Archive for the ‘Mexican Crab Dish’ Category

Dungeness Crab recipe

Wednesday, February 11th, 2009

So far most of our recipes have been with either the Maryland Blue Crab or Alaskan King Crab. Here is a recipe that uses the Dungeness Crab, which is a popular crab in the Pacific Northwest. Dungeness crabs are harvested once their size is 6 1/4″. Only the males are kept so the females and smaller males are returned to the ocean if they are caught. A dungeness crab has its own flavor and taste of meat. Try dungeness crab and you may find a new favorite type of crab meat for your recipes.

Dungeness Crab Mexican Enchiladas

Ingredients -

1 pound of Dungeness Crab Meat
1 dozen tortilla shells
8 ounces of Monterey Jack Cheese
3 ounces of Mexican Mix Cheese
1 jalapeno pepper, chopped and seeded
2 medium sweet onions, chopped
1 teaspoon of cumin
2 garlic cloves, finely chopped
1/2 cup scallions, finely chopped
1/8 cup cilantro, chopped
2 tablespoons of extra virgin olive oil
3 teaspoons lime juice
1/2 cup vegetable oil
1 (8 oz) can of Enchilada Sauce (below picture is for 6 cans)

Directions -

Line a 9X13 baking pan with teflon and preheat the oven to 325 degrees.

Saute the chopped onions, green onions, and jalapenos in a skillet with the extra virgin olive oil until the onions have a translucent look to them. Next, add the lime juice, cumin, and minced garlic. Turn down heat to low and then stir in the Dungeness Crab Meat and 4 ounces of the Monterey Jack Cheese.

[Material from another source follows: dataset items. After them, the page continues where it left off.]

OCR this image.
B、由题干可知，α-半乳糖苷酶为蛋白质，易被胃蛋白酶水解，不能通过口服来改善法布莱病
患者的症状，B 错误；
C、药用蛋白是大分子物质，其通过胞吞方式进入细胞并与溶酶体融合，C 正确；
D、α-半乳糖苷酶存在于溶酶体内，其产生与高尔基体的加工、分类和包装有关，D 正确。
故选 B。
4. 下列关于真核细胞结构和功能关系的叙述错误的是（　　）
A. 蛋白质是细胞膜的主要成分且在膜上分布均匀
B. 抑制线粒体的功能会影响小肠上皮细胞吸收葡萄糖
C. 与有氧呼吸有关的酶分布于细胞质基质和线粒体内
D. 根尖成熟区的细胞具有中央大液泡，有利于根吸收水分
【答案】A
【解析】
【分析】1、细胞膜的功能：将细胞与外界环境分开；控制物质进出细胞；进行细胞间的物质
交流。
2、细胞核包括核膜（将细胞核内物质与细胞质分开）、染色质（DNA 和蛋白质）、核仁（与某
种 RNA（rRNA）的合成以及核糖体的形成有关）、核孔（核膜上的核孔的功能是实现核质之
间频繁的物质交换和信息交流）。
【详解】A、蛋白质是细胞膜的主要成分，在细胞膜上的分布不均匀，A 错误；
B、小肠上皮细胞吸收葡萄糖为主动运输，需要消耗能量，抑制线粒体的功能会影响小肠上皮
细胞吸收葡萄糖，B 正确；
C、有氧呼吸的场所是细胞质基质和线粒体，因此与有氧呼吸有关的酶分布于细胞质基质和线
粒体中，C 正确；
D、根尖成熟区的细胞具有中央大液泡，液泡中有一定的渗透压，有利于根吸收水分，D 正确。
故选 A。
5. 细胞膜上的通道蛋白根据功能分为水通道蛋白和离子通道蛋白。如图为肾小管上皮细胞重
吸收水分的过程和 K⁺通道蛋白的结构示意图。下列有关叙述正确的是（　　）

Take the crab mixture and fill the tortillas and roll them up. Place the tortillas in the baking plan so that they are touching one another and then pour over the enchilada sauce. Top the enchiladas with the Mexican Cheese and Monterey Jack Cheese and then bake for 20-23 minutes.

Once the Dungeness Crab Enchiladas are done, garnish them with the cilantro for a nice presentation.